On entend souvent employer des termes comme psychopathe, sadique, psychotique, un peu à tort et à travers, alors qu’ils ont une signification bien précise et qu’ils sont accompagnés de méthodes d’évaluation qui dépassent de loin les connaissances que l’on en a communément.

"Je ne suis pas sûr que la représentation cinématographique n'a pas une incidence directe ou indirecte sur un certain nombre de décideurs de terrains. A partir du moment où vous avez une représentation de la psychopathie qui est uniquement véhiculée à travers les meurtriers en série du cinéma, ou que vous avez une confusion entre les psychopathes et les psychotiques, nous, on est obligés de déconstruire, d'expliquer, de faire la nuance."

L’exemple de la psychopathie est flagrant, explique Thierry Pham Hoang : les critères opérationnels derrière ce diagnostic de psychopathie ne se résument pas à deux ou trois critères bien connus, mais sont au moins une vingtaine. Or, moins on a de critères en tête, plus on risque de confondre les différents troubles. Il faudrait expliquer au public la différence entre ces termes, pour éviter le risque d’amalgame.

La notion de dangerosité fait partie des notions controversées, parce qu’elles sont à définitions multiples, sont utilisées dans des contextes différents et amalgament toute une série de signifiants qui, parfois, n’ont pas grand-chose à voir les uns avec les autres.

"La dangerosité se rapporte le plus souvent à des comportements violents, mais il faut l’évaluer à travers des critères opérationnels plus précis."

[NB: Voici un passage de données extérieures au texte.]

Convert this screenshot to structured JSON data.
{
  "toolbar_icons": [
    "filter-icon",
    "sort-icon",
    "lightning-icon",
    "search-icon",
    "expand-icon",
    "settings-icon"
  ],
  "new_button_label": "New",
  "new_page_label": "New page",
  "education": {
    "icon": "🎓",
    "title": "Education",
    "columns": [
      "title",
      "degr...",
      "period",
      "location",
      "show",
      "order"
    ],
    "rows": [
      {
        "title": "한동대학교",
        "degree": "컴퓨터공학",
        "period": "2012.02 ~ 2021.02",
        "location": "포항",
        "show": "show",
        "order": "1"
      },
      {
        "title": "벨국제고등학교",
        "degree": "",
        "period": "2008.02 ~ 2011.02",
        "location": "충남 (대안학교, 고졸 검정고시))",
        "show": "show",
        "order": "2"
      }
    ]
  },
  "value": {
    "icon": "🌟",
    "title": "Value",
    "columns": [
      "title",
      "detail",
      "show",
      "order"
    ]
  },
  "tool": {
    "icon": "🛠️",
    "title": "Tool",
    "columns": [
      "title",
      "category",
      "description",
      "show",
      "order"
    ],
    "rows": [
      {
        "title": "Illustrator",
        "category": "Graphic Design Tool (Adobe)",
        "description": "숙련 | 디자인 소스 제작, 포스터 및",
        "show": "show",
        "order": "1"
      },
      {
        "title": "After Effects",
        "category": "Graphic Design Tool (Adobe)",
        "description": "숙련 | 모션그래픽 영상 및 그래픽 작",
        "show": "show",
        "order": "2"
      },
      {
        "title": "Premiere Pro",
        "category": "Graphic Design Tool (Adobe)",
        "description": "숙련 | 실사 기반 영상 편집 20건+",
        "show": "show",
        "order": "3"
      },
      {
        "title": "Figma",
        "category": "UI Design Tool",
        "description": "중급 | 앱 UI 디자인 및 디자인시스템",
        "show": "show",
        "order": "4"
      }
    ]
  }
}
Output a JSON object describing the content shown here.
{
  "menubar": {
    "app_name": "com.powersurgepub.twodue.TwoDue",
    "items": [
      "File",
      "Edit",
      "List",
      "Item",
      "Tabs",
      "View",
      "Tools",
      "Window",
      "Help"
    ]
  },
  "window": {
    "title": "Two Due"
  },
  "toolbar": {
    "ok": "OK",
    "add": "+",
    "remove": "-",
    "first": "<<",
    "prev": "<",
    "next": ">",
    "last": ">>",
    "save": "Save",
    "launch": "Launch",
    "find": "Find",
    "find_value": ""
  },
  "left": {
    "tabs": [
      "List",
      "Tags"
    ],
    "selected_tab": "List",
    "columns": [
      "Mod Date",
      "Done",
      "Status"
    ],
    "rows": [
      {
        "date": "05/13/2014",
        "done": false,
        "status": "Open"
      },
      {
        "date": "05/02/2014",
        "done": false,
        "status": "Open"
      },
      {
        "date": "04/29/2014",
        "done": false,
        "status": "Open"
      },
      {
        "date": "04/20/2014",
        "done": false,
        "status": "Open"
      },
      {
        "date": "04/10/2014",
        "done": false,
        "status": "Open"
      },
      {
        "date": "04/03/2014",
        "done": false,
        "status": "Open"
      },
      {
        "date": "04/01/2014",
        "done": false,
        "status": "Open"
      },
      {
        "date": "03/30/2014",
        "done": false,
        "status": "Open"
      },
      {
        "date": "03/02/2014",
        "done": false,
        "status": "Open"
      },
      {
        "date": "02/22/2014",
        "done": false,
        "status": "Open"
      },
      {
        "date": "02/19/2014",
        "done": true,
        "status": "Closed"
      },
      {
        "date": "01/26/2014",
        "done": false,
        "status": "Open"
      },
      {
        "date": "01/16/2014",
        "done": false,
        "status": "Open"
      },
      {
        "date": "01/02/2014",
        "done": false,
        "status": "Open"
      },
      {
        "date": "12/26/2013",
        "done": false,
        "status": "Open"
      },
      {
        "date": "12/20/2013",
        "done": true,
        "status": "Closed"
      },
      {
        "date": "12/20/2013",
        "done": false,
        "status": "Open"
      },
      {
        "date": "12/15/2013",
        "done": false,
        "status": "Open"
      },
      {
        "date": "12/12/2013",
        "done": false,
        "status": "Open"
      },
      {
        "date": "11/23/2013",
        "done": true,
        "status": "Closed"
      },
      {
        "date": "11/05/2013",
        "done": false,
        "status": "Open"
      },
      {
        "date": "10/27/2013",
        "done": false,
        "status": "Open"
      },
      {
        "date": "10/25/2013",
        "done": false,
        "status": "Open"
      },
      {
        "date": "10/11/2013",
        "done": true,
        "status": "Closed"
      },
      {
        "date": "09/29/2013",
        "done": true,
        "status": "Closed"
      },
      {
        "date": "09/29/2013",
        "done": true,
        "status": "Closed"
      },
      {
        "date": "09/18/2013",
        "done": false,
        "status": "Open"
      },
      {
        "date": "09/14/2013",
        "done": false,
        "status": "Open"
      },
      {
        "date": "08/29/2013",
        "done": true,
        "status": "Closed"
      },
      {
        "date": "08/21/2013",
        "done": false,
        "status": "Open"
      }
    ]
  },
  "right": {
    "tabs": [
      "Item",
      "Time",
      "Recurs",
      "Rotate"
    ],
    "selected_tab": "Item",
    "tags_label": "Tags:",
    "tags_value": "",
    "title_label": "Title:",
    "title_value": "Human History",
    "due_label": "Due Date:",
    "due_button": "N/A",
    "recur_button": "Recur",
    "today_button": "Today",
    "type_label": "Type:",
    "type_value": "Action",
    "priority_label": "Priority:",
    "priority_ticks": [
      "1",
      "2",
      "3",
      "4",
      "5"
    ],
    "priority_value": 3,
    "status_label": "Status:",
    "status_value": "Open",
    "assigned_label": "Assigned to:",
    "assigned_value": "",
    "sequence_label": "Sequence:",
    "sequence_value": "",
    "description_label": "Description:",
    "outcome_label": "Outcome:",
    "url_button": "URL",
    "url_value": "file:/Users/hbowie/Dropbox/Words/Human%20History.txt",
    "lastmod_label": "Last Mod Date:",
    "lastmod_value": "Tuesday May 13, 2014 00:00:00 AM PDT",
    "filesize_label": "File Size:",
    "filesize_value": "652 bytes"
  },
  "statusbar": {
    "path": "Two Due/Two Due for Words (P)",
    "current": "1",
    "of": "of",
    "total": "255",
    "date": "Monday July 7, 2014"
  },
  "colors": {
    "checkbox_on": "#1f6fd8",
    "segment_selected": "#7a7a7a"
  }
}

Un objectif de clarification

La responsabilité pénale est un concept éminemment important et on sait que les avis des experts psychiatres et psychologues sont largement suivis et servent d’étayage important à la prise de décisions judiciaires.

Peut-on garantir qu’un rapport d’expert psychanalyste est 'efficace' ? La qualité des rapports d’expertise dépend de la structure que l’on y met et surtout des méthodes que l’on emploie, au-delà des courants théoriques, souligne Thierry Pham Hoang. Le rôle des évaluateurs n’est pas de décider, mais de clarifier, d’opérationnaliser les choses.

Mon expérience est que ce rapport n’est pas pris comme une vérité absolue, mais pris comme une approche de clarification d’un phénomène complexe. Je pense que c’est plutôt une aide à la décision qu’une preuve de vérité judiciaire.

Le juge peut ne pas en tenir compte, il peut demander l’avis d’un second expert si l’étayage du rapport du premier ne lui paraît pas suffisant, désigner un collège d’experts pour avoir une vue plus large du dossier.

Comment améliorer la communication entre la psychologie légale et les médias ?

Thierry Pham Hoang relève plusieurs pistes possibles :

Il s’agit de prévoir du temps pour bien expliquer les choses, les phénomènes complexes tels que la récidive, la dangerosité, les différents troubles mentaux,…

Le respect des règles déontologiques pourrait également être amélioré, entre autres le problème de la divulgation des rapports d’expertise.

Les chiffres n’ont pas toujours la même signification lorsqu’on les reprend à l’antenne. Une même unité de valeur exprimée différemment sera ressentie différemment. 8% de récidive, ou 8 personnes qui récidivent sur 100, ou 80 personnes qui récidivent sur 1000, ce n’est pas vécu de la même manière.

"C’est très important dans la manière de rédiger les rapports, et, a fortiori, dans la manière de les communiquer."